Man Who 'Saved The World' Dies At 77

Lieutenant Colonel Stanislav Petrov

This article was written on September 18, 2017

A former Soviet officer who is credited with 'saving the world' by preventing nuclear war has died at 77.

Lieutenant Colonel Stanislav Petrov decided not to report an apparent incoming missile strike from the US, correctly dismissing it as a false alarm.

The air defence early warning officer made the fateful decision in 1983, just three weeks after the Soviet military had shot down a South Korean passenger airliner which had strayed into its airspace, believing it to be a US spy plane.

It was later confirmed that the Soviet satellite warning system had malfunctioned - meaning the move had prevented a potential large-scale nuclear war. 

Yuri Andropov
Yuri Andropov was leader of the USSR at the time of the incident.

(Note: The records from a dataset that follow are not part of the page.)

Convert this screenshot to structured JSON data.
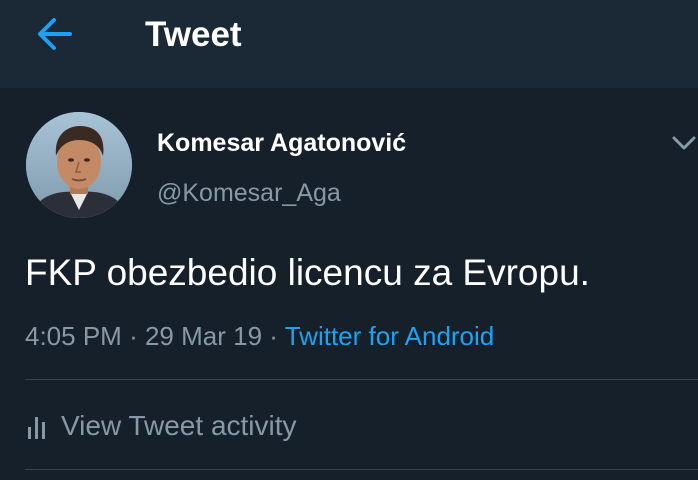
{
  "header": {
    "back_icon": "arrow-left-icon",
    "title": "Tweet"
  },
  "tweet": {
    "author": {
      "display_name": "Komesar Agatonović",
      "handle": "@Komesar_Aga",
      "avatar": "profile-photo"
    },
    "menu_icon": "chevron-down-icon",
    "text": "FKP obezbedio licencu za Evropu.",
    "time": "4:05 PM",
    "separator": "·",
    "date": "29 Mar 19",
    "source": "Twitter for Android"
  },
  "actions": {
    "activity_icon": "bar-chart-icon",
    "activity_label": "View Tweet activity"
  },
  "colors": {
    "background": "#15202b",
    "header": "#1b2836",
    "accent": "#1da1f2",
    "muted_text": "#8899a6",
    "divider": "#38444d"
  }
}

Picture: RIA Novosti archive/Eduard Pesov

Lt Col Petrov's missile warning system reported that one had been launched from the US, followed by up to five more.

He later said this influenced his decision not to report the incident, believing that a US strike would be all-out and so this number of missiles didn't make sense as a start.

Other factors included a failure to fully trust the new system and a lack of corroborative evidence from ground radar, even after minutes of delay.

He also told the BBC in a 2013 interview that he believed the fact he was the only officer in his team who had received a civilian education may have caused him to make the decision he did.

Lt Col Petrov said that as his colleagues were professional soldiers with purely military training, they would have followed instructions and reported the missile strike if they had been on shift. 

Nuclear security expert Bruce Blair has said of the decision:

"The top [Soviet] leadership, given only a couple of minutes to decide, told that an attack had been launched, would make a decision to retaliate."

He said at the time of the incident the relationship between the country and the US "had deteriorated to the point where the Soviet Union as a system - not just the Kremlin, not just Andropov, not just the KGB - but as a system, was geared to expect an attack and to retaliate very quickly to it.

"It was on hair-trigger alert. It was very nervous and prone to mistakes and accidents.

"The false alarm that happened on Petrov's watch could not have come at a more dangerous, intense phase in US-Soviet relations."

Lt Col Petrov, for his part, said he was neither rewarded nor punished by his country for his actions in any meaningful way.

He believed the incident had embarrassed his superiors and the scientists who were responsible for it so that if he had been officially rewarded, they would have had to be punished.

The Soviet officer was ultimately reassigned to a less sensitive post and eventually took early retirement (although he said he was not "forced out" of the military, as has been sometimes reported by Western sources).

He was, however, awarded prizes and financial rewards from a number of international organisations and even became the subject of a documentary film: 'The Man Who Saved The World'.

He said in that production:

"All that happened didn't matter to me - it was my job. I was simply doing my job, and I was the right person at the right time, that's all. My late wife for 10 years knew nothing about it. 'So what did you do?' she asked me. 'Nothing. I did nothing.'"

Lt Col Petrov died on May 19 at his home in a small town near Moscow - information which has only just come to light.